Factors associated with hospital admission following traumatic brain injury and infectious encephalopathy in children in four resource limited settings
Rashmi Kumar1, Amelie von Saint Andre-von Arnim1,2, Tigist Bacha3, Abenezer Tirsit Aklilu3, Tsegazeab Laeke Teklemariam3, Shubhada Hooli4,5, Lisine Tuyisenge4, Easmon Otupiri6, Patrick Wilson7,6, Patrick Michael Kochanek8, Robert Tasker9, Ericka Fink8,&
1University of Nairobi, Kenyatta Hospital Nairobi, Kenya, 2University of Washington and Seattle Children’s Hospital, Seattle, Washington, USA, 3Addis Ababa University, Ethiopia, 4University Teaching Hospital of Kigali, Rwanda, 5Baylor College of Medicine and Texas Children’s Hospital, Houston, Texas, USA, 6School of Public Health, Kwame Nkrumah University of Science & Technology, Kumas, Ghana, 7Columbia University Medical Center, New York, New York, USA, 8Children’s Hospital of Pittsburgh, Pittsburgh, Pennsylvania, USA, 9University of Pittsburgh School of Medicine, Pittsburgh, Pennsylvania, USA
Ericka Fink, University of Pittsburgh School of Medicine, Pittsburgh, Pennsylvania,
children presenting to the emergency department needing neurocritical care require proper triage in resource limited settings (RLS). We aimed to study pre-hospital, patient, and disease factors related to hospital admission in children presenting with traumatic brain injury (TBI) and infectious encephalopathy (IE) to the emergency department (ED).

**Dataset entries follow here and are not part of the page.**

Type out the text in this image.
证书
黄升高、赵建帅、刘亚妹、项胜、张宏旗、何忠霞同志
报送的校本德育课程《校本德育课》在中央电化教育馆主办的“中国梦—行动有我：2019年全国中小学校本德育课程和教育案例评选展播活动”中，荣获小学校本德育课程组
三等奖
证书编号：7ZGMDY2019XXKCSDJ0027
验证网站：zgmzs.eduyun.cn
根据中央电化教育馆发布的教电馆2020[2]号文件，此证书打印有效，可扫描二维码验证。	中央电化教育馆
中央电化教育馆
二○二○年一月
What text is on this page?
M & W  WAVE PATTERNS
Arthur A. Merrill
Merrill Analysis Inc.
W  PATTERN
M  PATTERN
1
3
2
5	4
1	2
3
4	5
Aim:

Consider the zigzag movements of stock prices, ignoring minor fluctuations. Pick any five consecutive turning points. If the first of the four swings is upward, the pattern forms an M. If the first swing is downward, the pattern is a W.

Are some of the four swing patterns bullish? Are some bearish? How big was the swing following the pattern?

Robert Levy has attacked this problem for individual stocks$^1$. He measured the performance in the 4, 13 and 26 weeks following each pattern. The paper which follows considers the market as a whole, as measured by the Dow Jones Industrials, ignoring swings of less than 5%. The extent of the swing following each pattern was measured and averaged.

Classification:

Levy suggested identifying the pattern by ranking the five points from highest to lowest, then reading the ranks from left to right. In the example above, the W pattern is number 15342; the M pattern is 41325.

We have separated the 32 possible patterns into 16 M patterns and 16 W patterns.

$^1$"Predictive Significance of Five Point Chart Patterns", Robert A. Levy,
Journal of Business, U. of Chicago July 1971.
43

we prospectively studied children aged 7 days - 17 years diagnosed with TBI or IE from 130 children from hospitals in Ethiopia (n = 51), Kenya (n = 50), Rwanda (n = 20), and Ghana (n = 7; IE only) over a 4-week period. The primary outcome was patient disposition following ED presentation.
we studied 58 children (45%) with TBI and 72 children (55%) with CNS infection and 109 (84%) had disposition available. Overall, 17 children (16%) were discharged home from the ED and 1 (1% died). Ninety-two children (84%) were admitted to the following locations in the hospital: 76 (69%) ward, 7 (6%) operating theater, 7 (6%) intensive care unit, and other 2 (2%). More children with IE were admitted to the hospital than TBI (54 (98%) vs. 38 (70%), p < 0.001. All children with abnormal heart rates (n = 6, < 60 or > 160bpm), systolic blood pressure (n = 2, <70mmHg), oxygen saturation (<90%), and all but 3/33 (9%) with Glasgow coma scale (GCS) score <15 were admitted to the hospital. Longer duration of transport to the hospital was associated with home vs. hospital disposition (median [interquartile range] 120 [120 - 240] vs. 60 [30 - 90] minutes, p = 0.0006). There was no difference in the number of children transported to the hospital with abnormal GCS by ambulance or other means (22 (52%) vs. 17 (47%), p = 0.821). In a multivariate analysis, younger age (odds ratio [OR] 0.59, p = 0.008), lower GCS (OR 70.25, p = 0.026), shorter transport times (OR 0.98, p = 0.020) but not arrival via emergency services or not (OR 7.93, p = 0.163) were associated with hospital admission
children with physiological derangements in the ED with TBI and IE were nearly all triaged to hospital admission, but almost half of those with altered mental status were taken to the hospital without emergency medical services transport. Access to quality emergency transport services should be available to all children with neurocritical illness.